His election drew international publicity because he did not campaign, respond to news media inquiries, or engage in any apparent activity associated with the election beyond filing his papers. His victory was generally attributed to the fact that he ran as “School Teacher/Writer,” while his opponent, a local PTA president, ran as “Orange County Park Ranger.”

Boundaries Redrawn

Rocco, unable to run for re-election to the board because his colleagues redrew the boundaries of the “trustee area” he represents, excluding his residence, is now running for the Santa Ana City Council, on a pledge to fight “the Mexican Mafia,” their “Caucasian Puppetmasters,” and “Judicial Miscreants,” the Orange County Register recently reported.

His action against the district stemmed from a 2006 meeting at which—during the comment period at the end of the meeting—he discussed the decision, made earlier in a closed session, to hire a new principal for Villa Park High School. He said he would have voted to fire the old principal, not merely reassign him to a continuation school where the students would “be suffering with the results of what happened at Villa Park High School.”

He went on to complain about “nepotism and cronyism in the district,” much to the consternation of the other board members. When the board sent out tapes of the meeting for cable broadcast, a standard practice, the comments were missing.

The superintendent subsequently explained that the comments were edited out because they were defamatory. At the same meeting, the board scheduled an agenda item for a future session, calling for consideration of Rocco’s censure.

Censure Approved

At the later meeting, a resolution was approved, calling for censure on the ground that Rocco’s discussion of the principal’s reassignment invaded the principal’s privacy and violated the Ralph M. Brown Act because it involved a personnel matter that was heard in closed session.
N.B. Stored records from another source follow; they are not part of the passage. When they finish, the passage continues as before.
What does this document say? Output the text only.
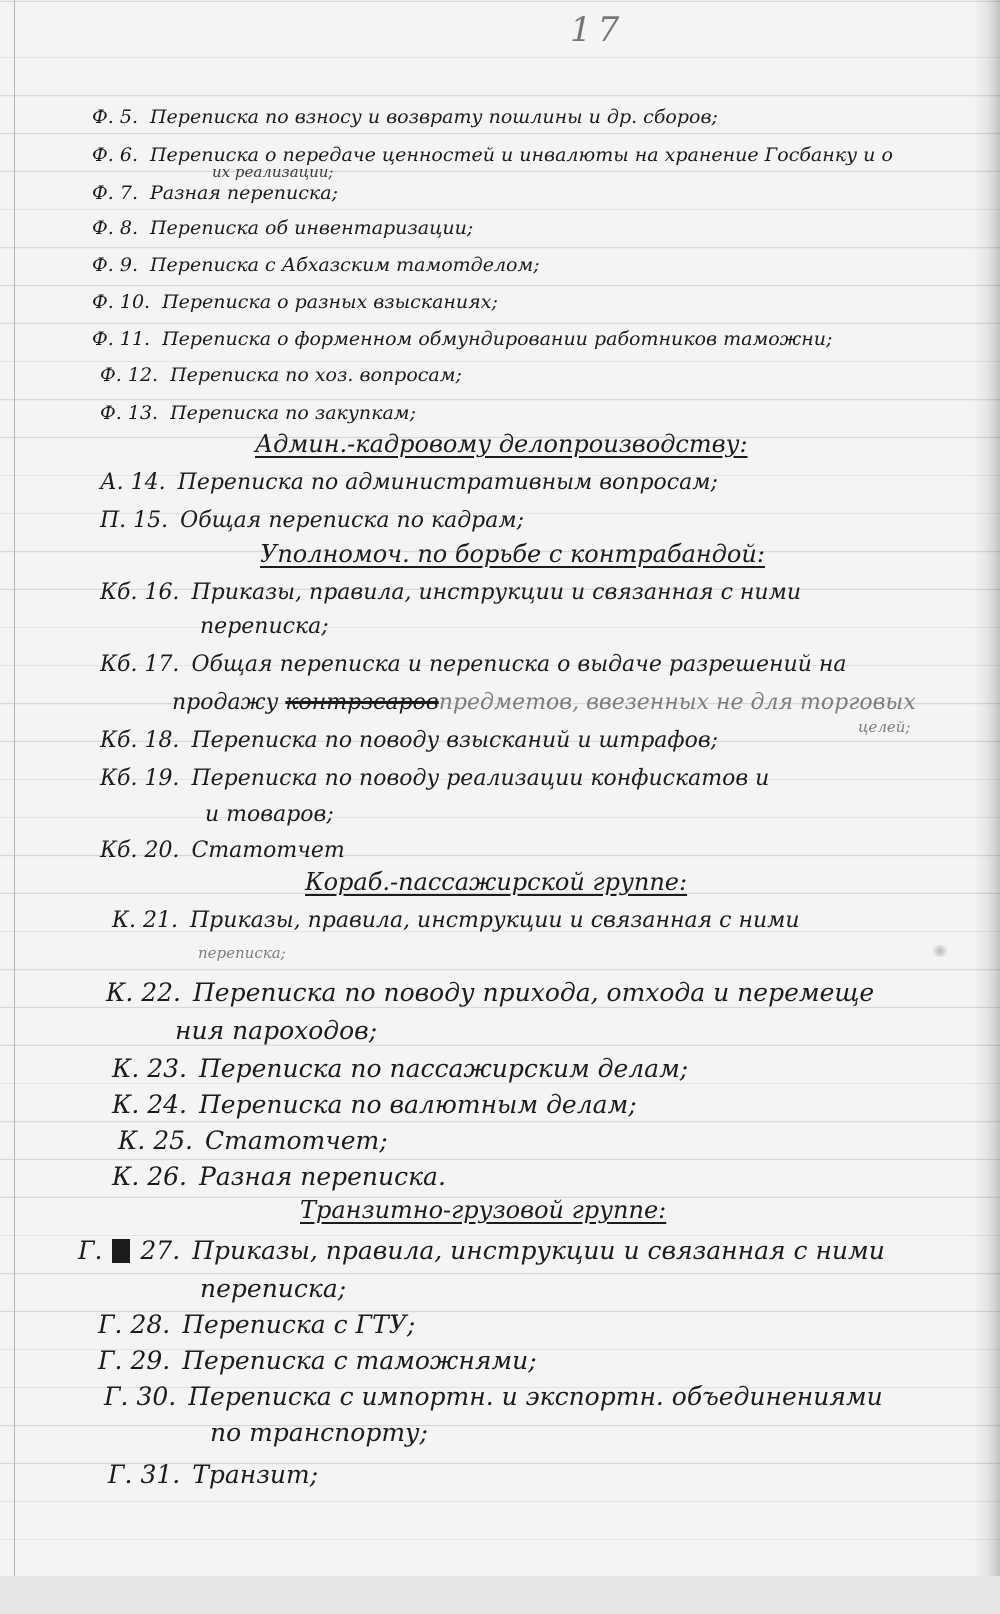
17
Ф. 5. Переписка по взносу и возврату пошлины и др. сборов;
Ф. 6. Переписка о передаче ценностей и инвалюты на хранение Госбанку и о
их реализации;
Ф. 7. Разная переписка;
Ф. 8. Переписка об инвентаризации;
Ф. 9. Переписка с Абхазским тамотделом;
Ф. 10. Переписка о разных взысканиях;
Ф. 11. Переписка о форменном обмундировании работников таможни;
Ф. 12. Переписка по хоз. вопросам;
Ф. 13. Переписка по закупкам;
Админ.-кадровому делопроизводству:
А. 14. Переписка по административным вопросам;
П. 15. Общая переписка по кадрам;
Уполномоч. по борьбе с контрабандой:
Кб. 16. Приказы, правила, инструкции и связанная с ними
переписка;
Кб. 17. Общая переписка и переписка о выдаче разрешений на
продажу контрзсаровпредметов, ввезенных не для торговых
целей;
Кб. 18. Переписка по поводу взысканий и штрафов;
Кб. 19. Переписка по поводу реализации конфискатов и
и товаров;
Кб. 20. Статотчет
Кораб.-пассажирской группе:
К. 21. Приказы, правила, инструкции и связанная с ними
переписка;
К. 22. Переписка по поводу прихода, отхода и перемеще
ния пароходов;
К. 23. Переписка по пассажирским делам;
К. 24. Переписка по валютным делам;
К. 25. Статотчет;
К. 26. Разная переписка.
Транзитно-грузовой группе:
Г. 27. Приказы, правила, инструкции и связанная с ними
переписка;
Г. 28. Переписка с ГТУ;
Г. 29. Переписка с таможнями;
Г. 30. Переписка с импортн. и экспортн. объединениями
по транспорту;
Г. 31. Транзит;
In his action against the district, Rocco alleged that there was no Brown Act violation because discussion of personnel matters in closed session is merely permitted, not required; that his comments were protected by absolute privilege since they were part of an official proceeding, that his free speech rights under the state and federal constitutions, as well as the board’s bylaws, were violated.
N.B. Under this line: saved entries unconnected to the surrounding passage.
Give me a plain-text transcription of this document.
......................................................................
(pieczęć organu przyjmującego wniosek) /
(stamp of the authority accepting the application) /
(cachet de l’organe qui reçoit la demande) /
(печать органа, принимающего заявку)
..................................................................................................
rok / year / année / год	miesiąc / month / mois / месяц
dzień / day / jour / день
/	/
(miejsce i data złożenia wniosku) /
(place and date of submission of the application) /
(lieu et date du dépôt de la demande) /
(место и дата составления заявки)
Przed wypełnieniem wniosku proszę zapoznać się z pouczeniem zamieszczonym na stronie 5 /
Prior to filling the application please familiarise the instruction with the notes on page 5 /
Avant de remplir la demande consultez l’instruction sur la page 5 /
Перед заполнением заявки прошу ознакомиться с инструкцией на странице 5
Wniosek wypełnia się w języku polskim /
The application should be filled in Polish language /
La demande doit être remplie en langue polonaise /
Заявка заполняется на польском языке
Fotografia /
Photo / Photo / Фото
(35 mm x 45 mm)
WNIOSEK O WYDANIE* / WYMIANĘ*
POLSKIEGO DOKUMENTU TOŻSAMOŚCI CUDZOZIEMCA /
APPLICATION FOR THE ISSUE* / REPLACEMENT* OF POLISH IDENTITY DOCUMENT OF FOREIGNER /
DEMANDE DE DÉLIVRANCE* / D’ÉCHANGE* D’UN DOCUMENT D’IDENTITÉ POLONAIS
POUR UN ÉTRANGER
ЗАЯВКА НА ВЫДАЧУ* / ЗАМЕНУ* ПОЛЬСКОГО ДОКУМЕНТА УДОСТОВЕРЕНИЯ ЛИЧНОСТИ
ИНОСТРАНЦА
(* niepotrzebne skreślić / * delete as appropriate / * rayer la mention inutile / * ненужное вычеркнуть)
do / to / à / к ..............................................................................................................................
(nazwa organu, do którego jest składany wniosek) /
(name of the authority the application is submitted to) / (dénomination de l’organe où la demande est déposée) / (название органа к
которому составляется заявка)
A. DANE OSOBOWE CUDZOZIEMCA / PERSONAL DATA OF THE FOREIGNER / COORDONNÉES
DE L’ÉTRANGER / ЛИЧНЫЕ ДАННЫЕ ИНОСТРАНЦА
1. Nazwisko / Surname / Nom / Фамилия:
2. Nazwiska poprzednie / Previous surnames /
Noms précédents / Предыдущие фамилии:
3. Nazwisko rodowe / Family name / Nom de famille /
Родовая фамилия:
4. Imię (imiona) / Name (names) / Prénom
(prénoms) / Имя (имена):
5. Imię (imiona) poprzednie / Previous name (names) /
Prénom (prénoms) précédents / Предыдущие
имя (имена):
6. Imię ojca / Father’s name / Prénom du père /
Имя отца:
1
Smith granted the district’s anti-SLAPP motion and awarded $37,000 in attorney fees.

Bedsworth said the trial judge was correct. The justice rejected the argument that the case falls under the “public interest” exception set out in Code of Civil Procedure Sec. 425.17(b). The provision renders the anti-SLAPP statute inapplicable to an action “brought solely in the public interest or for the benefit of the general public,” if certain conditions are met.

Bedsworth reasoned that the action was brought to benefit Rocco—whose “interest herein is inherently personal”—not the public. 

Free Speech Rights

Rocco cannot prevail in the action, he went on to explain, because the district enjoys the same free speech rights as Rocco. Under the board’s rules, Bedsworth elaborated, censure is an expression of the board’s opinion, not a punishment of dissent, and did not prevent Rocco from expressing his views.

Attorneys on appeal were Dennis A. Winston of Moskowitz, Brestoff, Winston & Blinderman for CalAware and Rocco, and Spencer E. Covert and Michael T. Travis of Parker & Covert for the district.

Amicus briefs were filed on behalf of the California First Amendment Coalition, siding with the plaintiffs, and the California School Boards Association and Educational Legal Alliance for the district. CFAC sought to argue that the anti-SLAPP statute cannot be applied to a Brown Act or First Amendment claim, but Bedsworth noted that the parties had not raised the issue in the trial court or their opening briefs, which, under California law, precludes amici from raising it.

The case is Californians Aware v. Orange Unified School District, G038499.